Chunk data into manageable pieces based on size and byte limits.

fetch_target_tokens_tensor(datum)

Extract target_tokens tensor from a datum's loss_fn_inputs.

Functions

allocate_request_ids(count, counter)

@spec allocate_request_ids(non_neg_integer(), pos_integer()) ::
  {[pos_integer()], pos_integer()}

Allocate sequential request IDs for a batch of requests.

Returns {[id1, id2, ...], new_counter} where the IDs are consecutive starting from the current counter.

build_placeholder_gradients(data)

@spec build_placeholder_gradients([Tinkex.Types.Datum.t()]) ::
  {:ok, [Nx.Tensor.t()]} | {:error, Tinkex.Error.t()}

Build placeholder gradients (zeros) for custom loss computation.

Creates zero-filled tensors matching the shape of target_tokens for each datum.
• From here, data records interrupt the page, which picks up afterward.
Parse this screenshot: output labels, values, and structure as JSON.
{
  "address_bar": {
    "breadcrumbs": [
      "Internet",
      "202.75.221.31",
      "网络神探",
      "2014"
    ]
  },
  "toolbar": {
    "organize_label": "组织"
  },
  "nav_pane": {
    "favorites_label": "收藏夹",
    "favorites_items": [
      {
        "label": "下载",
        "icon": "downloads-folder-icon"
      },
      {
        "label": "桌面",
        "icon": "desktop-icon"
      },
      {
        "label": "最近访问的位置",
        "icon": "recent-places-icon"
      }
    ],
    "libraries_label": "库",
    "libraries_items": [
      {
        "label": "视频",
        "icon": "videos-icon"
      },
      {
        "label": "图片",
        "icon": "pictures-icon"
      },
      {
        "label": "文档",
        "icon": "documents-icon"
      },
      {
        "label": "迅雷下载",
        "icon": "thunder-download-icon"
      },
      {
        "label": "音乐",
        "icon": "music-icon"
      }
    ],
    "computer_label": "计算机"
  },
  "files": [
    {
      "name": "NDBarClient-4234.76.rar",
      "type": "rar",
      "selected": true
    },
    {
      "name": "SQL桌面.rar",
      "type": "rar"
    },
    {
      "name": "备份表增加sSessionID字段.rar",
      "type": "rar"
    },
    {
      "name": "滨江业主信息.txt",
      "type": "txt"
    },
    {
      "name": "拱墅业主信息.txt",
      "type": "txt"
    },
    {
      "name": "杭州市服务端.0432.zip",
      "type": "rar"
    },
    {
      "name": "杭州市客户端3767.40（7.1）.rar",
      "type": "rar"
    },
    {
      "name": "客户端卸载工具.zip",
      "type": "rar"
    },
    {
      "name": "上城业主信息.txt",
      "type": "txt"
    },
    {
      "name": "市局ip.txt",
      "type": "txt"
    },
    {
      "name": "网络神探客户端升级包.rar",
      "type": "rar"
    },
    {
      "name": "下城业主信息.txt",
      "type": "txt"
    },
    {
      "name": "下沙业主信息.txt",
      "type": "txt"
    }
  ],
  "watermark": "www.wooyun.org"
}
These are used as placeholder gradients before the actual loss computation.

chunk_data(data)

@spec chunk_data(list()) :: [list()]

Chunk data into manageable pieces based on size and byte limits.

Ensures no chunk exceeds:

1024 items
5000000 total estimated bytes

fetch_target_tokens_tensor(datum)

@spec fetch_target_tokens_tensor(Tinkex.Types.Datum.t()) ::
  {:ok, Nx.Tensor.t()} | {:error, Tinkex.Error.t()}

Extract target_tokens tensor from a datum's loss_fn_inputs.

Supports both TensorData and Nx.Tensor formats.